By Rozanna Latiff
KUALA LUMPUR, May 22 (Reuters) - The head of Malaysia's anti-graft commission gave an emotional account on Tuesday of how he was harassed and threatened in 2015 while investigating the 1MDB state fund, and said that on one occasion a bullet was sent to his home.
Shukri Abdull was speaking after ousted Prime Minister Najib Razak arrived at the headquarters of the Malaysian Anti-Corruption Commission (MACC), which has ordered him to explain a suspicious transfer of $10.6 million into his bank account.
Shukri told a news conference he had called Najib into the agency to record a statement, not to arrest or charge him.

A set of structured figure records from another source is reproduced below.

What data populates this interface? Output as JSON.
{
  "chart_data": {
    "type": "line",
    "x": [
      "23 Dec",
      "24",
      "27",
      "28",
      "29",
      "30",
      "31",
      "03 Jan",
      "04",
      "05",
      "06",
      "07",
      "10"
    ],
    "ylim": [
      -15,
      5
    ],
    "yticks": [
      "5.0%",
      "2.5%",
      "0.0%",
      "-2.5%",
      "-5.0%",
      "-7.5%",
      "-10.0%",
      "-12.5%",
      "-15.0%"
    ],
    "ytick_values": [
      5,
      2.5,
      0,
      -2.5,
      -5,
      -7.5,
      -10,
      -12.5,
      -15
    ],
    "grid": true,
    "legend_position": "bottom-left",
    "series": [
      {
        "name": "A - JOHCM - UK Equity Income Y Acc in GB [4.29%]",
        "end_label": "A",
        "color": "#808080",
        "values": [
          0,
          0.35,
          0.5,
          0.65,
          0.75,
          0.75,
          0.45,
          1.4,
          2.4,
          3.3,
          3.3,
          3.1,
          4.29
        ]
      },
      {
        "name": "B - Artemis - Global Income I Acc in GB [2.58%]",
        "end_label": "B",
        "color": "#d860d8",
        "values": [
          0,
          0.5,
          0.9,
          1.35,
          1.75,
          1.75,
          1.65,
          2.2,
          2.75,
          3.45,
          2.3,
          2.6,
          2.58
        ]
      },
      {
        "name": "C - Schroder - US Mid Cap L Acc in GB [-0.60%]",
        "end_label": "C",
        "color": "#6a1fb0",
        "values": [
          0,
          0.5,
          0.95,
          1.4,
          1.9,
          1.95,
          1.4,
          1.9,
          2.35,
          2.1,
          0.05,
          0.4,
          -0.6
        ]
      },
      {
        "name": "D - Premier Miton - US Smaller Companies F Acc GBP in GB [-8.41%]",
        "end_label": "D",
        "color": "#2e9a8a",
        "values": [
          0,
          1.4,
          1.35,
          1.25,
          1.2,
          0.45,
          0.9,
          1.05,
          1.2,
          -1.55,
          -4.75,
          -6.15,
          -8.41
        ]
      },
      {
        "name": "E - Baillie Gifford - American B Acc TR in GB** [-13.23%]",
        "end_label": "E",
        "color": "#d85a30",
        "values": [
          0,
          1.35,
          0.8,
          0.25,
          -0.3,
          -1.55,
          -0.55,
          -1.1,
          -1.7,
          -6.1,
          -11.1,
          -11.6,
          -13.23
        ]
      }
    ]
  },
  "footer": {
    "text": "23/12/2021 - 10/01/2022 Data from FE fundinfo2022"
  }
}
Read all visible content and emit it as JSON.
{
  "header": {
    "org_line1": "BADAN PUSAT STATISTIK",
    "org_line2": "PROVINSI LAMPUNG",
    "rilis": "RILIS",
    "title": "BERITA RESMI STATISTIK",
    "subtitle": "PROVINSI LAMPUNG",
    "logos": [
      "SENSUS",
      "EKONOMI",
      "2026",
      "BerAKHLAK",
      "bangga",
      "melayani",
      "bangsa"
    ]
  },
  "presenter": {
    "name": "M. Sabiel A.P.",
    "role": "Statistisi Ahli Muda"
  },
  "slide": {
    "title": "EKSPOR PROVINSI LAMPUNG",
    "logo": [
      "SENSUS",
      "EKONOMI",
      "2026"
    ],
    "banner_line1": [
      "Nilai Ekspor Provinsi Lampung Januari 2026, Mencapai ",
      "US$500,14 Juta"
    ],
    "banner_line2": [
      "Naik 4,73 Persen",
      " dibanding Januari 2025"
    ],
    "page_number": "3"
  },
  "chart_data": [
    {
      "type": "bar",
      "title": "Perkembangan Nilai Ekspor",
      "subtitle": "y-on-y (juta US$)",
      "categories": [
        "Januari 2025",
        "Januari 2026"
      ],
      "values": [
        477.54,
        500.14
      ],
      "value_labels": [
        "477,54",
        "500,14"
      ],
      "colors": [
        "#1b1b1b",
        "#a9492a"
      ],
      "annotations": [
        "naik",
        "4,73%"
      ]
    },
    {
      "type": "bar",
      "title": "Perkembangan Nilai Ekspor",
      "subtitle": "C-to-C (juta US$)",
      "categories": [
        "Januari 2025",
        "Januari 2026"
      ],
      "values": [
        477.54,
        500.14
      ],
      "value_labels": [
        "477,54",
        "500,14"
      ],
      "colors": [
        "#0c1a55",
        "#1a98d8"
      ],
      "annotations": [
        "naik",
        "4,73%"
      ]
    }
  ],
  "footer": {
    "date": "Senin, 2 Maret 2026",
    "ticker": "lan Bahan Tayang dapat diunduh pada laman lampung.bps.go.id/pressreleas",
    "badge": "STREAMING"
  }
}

The MACC action is just the beginning of a new probe into the alleged theft of billions of dollars from 1MDB, a scandal that dogged the last three years of Najib's near-decade-long rule and was one of the main reasons why voters dumped him in a general election on May 9.
"We had our own intelligence sources, that I would be arrested and locked up, because I was accused as being part of a conspiracy to bring down the government," Shukri told a news conference, shedding tears briefly during opening remarks.
"We wanted to bring back money that was stolen back to our country. Instead we were accused of bringing down the country, we were accused of being traitors."
The shock election result upended Malaysia's political order, as it was the first defeat for a coalition that had governed the Southeast Asian nation since its independence from colonial rule in 1957.
Malaysia's new leader, Mahathir Mohamad, who at the age of 92 came out of political retirement and joined the opposition to topple his former protege, has reopened investigations into 1Malaysia Development Berhad (1MDB) and has vowed to recover money that disappeared from the fund.
Since losing power, Najib and his allegedly shopaholic wife, Rosmah Mansor, have suffered a series of humiliations, starting with a ban on them leaving the country, and then police searching their home and other properties.
U.S. SAYS TO PURSUE 1MDB PROBE
Najib has consistently denied any wrongdoing since the 1MDB scandal erupted in 2015, but he replaced an attorney-general and several MACC officers to shut down an initial investigation.
Najib has said $681 million of funds deposited in his personal bank account were a donation from a Saudi royal, rebutting reports that the funds came from 1MDB.
The initial focus of the MACC's new probe is on how 42 million ringgit ($10.6 million) went from SRC International to Najib's account.
SRC was created in 2011 by Najib's government to pursue overseas investments in energy resources, and was a unit of 1MDB until it was moved to the finance ministry in 2012.